India has had fine cartoonists, in spite of the rap that we Indians don’t have a sense of humour. R.K. Laxman’s work had a narrative punch. You could imagine the backstory of the “common man” simply by what Laxman suggested on the page with a few lines. Mario Miranda’s cartoons were more tongue-in-cheek. They poked fun but originated from affection rather than malice.
I met Miranda once, at his home in Goa. He received me in his peach-coloured study with its high ceilings, black and white etchings, and well-placed curios. His hair was grey and his eyes were keen. He hobbled in using a stick and offered me his full name as sardonic introduction—Mario Joao Carlos do Rosario de Britto de Miranda—before instructing me to call him “Mario”. Three dogs came in after him as he sat down in his salon.
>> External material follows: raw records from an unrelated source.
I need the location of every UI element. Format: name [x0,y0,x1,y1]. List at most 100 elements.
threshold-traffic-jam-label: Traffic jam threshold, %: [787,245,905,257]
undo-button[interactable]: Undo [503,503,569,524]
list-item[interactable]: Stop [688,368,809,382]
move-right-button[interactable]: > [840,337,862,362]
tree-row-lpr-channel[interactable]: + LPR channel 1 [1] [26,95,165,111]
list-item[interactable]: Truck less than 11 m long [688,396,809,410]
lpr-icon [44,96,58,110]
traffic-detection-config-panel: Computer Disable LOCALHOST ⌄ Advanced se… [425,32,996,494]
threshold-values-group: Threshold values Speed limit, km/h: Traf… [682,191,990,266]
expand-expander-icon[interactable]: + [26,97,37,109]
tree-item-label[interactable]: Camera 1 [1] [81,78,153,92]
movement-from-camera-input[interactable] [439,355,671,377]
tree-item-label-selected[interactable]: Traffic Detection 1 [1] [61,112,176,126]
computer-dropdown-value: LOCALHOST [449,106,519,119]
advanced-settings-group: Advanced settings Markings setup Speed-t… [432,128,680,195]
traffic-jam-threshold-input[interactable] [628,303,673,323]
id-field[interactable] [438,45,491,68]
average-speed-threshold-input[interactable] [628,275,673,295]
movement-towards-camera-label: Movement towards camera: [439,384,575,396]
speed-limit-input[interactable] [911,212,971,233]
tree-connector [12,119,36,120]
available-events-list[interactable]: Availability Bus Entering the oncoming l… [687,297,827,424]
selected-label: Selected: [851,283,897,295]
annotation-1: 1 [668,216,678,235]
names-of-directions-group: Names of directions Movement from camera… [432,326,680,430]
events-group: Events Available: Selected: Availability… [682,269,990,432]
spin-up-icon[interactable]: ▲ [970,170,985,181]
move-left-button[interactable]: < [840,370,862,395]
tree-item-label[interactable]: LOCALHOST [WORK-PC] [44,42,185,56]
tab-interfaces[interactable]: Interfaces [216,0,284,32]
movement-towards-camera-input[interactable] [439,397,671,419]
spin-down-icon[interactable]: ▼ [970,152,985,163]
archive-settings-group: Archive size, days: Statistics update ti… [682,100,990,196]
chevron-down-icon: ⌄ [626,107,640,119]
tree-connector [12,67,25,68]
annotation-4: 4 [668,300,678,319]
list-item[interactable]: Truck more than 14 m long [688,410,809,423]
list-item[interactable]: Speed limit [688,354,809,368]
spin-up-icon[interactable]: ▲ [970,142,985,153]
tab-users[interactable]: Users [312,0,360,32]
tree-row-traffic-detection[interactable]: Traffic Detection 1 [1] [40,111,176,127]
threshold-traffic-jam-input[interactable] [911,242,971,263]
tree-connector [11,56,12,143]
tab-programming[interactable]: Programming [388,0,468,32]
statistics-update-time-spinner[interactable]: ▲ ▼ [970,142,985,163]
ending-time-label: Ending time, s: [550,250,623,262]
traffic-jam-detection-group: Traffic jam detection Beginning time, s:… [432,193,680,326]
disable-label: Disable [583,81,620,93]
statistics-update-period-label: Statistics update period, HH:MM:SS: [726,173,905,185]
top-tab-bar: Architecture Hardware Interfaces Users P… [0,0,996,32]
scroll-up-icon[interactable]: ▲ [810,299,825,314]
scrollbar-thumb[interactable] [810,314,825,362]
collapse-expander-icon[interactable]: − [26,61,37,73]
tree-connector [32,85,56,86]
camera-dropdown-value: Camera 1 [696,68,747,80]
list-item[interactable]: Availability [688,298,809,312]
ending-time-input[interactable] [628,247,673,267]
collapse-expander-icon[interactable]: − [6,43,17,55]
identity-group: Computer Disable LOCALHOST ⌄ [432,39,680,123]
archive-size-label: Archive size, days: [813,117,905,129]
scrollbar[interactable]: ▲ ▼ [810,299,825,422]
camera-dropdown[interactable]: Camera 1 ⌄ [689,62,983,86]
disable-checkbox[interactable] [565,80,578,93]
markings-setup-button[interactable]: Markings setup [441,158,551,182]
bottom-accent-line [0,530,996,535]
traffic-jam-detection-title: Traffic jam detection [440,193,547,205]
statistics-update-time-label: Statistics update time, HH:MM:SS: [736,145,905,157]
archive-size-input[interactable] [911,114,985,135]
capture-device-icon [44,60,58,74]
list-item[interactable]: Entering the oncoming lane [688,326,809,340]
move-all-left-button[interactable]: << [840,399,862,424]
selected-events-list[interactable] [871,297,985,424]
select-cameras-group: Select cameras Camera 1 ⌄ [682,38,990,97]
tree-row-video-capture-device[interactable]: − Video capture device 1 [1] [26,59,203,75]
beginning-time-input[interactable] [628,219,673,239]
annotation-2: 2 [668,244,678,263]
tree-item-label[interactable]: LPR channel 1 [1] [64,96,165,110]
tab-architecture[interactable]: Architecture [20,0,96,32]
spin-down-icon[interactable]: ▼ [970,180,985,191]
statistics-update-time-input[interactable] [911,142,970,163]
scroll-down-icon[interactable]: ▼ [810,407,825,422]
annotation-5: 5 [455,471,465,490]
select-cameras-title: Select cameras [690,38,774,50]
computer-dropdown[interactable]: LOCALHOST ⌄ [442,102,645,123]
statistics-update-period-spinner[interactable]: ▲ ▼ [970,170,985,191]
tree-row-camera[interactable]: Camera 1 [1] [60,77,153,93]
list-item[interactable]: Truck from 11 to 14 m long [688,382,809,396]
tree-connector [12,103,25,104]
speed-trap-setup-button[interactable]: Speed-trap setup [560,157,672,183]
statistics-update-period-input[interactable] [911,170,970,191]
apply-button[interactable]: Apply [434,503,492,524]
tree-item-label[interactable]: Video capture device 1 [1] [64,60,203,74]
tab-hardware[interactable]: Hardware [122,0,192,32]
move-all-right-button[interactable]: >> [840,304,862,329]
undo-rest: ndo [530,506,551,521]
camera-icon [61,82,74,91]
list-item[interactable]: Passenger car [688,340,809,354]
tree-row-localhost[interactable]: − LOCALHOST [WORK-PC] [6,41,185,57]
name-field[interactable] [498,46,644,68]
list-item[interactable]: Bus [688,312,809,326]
It was during the Christmas holidays and Miranda’s house was full of people, including his daughter-in-law from Austria, family and friends. He hated Christmas, he said. He hated being “forced to be happy”. He was spending his days listening to the opera, drawing cartoons and making fun of his European neighbours who had moved to Goa to enjoy its unhurried pace and relaxed life. Susegad, as Miranda called it.
Cartoonists like Miranda and Bangalore’s Paul Fernandes, who runs aPaulogy, aren’t as strident as today’s political cartoonists. Although they aren’t political cartoonists in the tradition of Grosz, whose savage cartoons of Nazism earned him accolades, they share Grosz’s eye. As fellow cartoonist Matt Buck said, “Grosz drew with an unsparing eye and produced powerful reflections of what people do rather than what they say they do.” The same could be said of Miranda’s depictions of Goa and Fernandes’ depictions of Bangalore. Trivedi’s work is more like Danish cartoonist Kurt Westergaard, whose depiction of the prophet Muhammad with a bomb in his turban sparked worldwide protests from Muslims. Subtle it is not.
Cartoons are a sophisticated instrument in the hierarchy of humour, falling above slapstick, jokes, humorous observations and wit. Cartoons use sarcasm, which requires an understanding of truth and irony. Psychologists say that children learn to lie as early as three years old, but learn sarcasm much later. People with certain forms of autism and brain damage cannot understand sarcasm with its biting wit and bitter hostility.
So why did Congress leader R.P. Pandey lodge a complaint against Trivedi? Why did West Bengal chief minister Mamata Banerjee imprison Ambikesh Mahapatra, the professor who poked fun at her? Is it because Indians don’t have a sense of humour? I don’t think so. Judging from the Tamil movies that I favour, we Indians do have a sense of humour. It’s just that we prefer our humour to be lower down the totem pole. We like slapstick, just like babies. Babies laugh at slapstick: people tripping, wires pinging, cheeks popping. This is the humour that we are born with. With cultural conditioning comes the milieu that makes us appreciate sardonic wit or specific Sardarji jokes.
The problem with today’s cartoons and Trivedi’s in particular is that cartoons have lost their sense of humour. Insults are cheap and easy to do. Combining them with sarcasm and wit is hard and that is where Westergaard, Trivedi, and others like them fail.